The cooperative localization of radio-based distance measurement is one of the methods to effectively suppress the nonline of sight (NLOS) ranging errors and as a complement to visual/global navigation satellite system (GNSS) localization for uncrewed aerial vehicle (UAV) in GNSS challenging or denied environments due to its motility. Target localization can be regarded as a special case of cooperative localization. Meanwhile, the UAV can be considered as a ranging node when the ranging terminal is rigidly mounted on the UAV. To improve the target localization accuracy, the optimal deployment of anchor UAVs is one of the factors we consider when the noise characteristics are different. In this article, the range-dependent noise in a real flight environment is considered and modeled separately according to the difference in noise characteristics.
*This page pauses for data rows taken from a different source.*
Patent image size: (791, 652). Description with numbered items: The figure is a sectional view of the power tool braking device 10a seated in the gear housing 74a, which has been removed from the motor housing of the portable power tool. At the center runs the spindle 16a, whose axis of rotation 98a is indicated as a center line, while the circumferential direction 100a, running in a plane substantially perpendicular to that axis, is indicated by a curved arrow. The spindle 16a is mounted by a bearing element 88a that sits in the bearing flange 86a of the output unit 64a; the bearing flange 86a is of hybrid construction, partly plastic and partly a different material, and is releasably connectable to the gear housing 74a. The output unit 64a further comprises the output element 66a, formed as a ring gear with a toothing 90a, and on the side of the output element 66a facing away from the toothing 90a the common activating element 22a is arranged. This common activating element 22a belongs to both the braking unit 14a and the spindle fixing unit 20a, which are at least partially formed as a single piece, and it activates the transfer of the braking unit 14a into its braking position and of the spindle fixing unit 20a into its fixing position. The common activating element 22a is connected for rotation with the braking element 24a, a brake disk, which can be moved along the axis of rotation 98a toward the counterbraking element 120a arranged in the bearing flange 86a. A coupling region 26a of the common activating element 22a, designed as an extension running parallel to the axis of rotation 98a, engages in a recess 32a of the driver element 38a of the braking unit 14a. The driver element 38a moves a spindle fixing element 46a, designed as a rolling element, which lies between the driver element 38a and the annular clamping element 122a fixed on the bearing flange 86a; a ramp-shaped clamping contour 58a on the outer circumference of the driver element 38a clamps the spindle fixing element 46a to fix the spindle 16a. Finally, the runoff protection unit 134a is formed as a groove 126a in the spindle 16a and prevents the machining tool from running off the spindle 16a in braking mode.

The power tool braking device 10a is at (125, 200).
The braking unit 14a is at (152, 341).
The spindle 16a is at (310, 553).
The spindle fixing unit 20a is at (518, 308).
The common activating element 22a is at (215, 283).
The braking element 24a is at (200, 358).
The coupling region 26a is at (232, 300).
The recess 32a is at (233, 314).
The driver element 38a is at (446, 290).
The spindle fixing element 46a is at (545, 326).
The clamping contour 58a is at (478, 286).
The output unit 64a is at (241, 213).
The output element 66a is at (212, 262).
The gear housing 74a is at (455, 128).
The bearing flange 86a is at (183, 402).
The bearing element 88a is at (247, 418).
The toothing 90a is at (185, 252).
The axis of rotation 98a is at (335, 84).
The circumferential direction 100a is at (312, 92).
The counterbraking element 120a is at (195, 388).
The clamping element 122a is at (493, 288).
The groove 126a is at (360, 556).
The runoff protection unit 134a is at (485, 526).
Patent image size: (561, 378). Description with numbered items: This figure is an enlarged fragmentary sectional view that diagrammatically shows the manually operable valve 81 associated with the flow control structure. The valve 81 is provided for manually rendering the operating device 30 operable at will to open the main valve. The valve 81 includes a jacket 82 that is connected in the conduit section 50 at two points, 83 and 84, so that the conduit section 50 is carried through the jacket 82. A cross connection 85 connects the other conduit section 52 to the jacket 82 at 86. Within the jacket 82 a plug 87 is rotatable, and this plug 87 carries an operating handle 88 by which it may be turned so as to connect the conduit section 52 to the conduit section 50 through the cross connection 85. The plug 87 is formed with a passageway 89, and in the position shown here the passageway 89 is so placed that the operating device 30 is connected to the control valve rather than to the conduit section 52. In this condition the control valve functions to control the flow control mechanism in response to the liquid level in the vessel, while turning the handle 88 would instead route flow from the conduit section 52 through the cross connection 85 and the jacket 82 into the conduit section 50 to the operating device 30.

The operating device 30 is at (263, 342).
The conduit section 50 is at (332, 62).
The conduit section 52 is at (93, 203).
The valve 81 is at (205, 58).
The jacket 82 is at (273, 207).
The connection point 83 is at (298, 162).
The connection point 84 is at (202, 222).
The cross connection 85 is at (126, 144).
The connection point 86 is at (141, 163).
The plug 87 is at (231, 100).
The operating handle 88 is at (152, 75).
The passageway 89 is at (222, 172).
Subsequently, based on this correlation model, the Fisher information matrix (FIM) and a cost function derived from the A-optimal criterion are provided. Finally, the optimal deployment conditions and the minimum-mean-square error (MMSE) can be derived by minimizing the cost function as the objective. Through simulation and localization experiments, the validity of the optimal deployment conditions and the corresponding MMSE are verified. Meanwhile, it is concluded that when the noise is range-dependent, it will not affect the optimal deployment result but will significantly change the value of MMSE.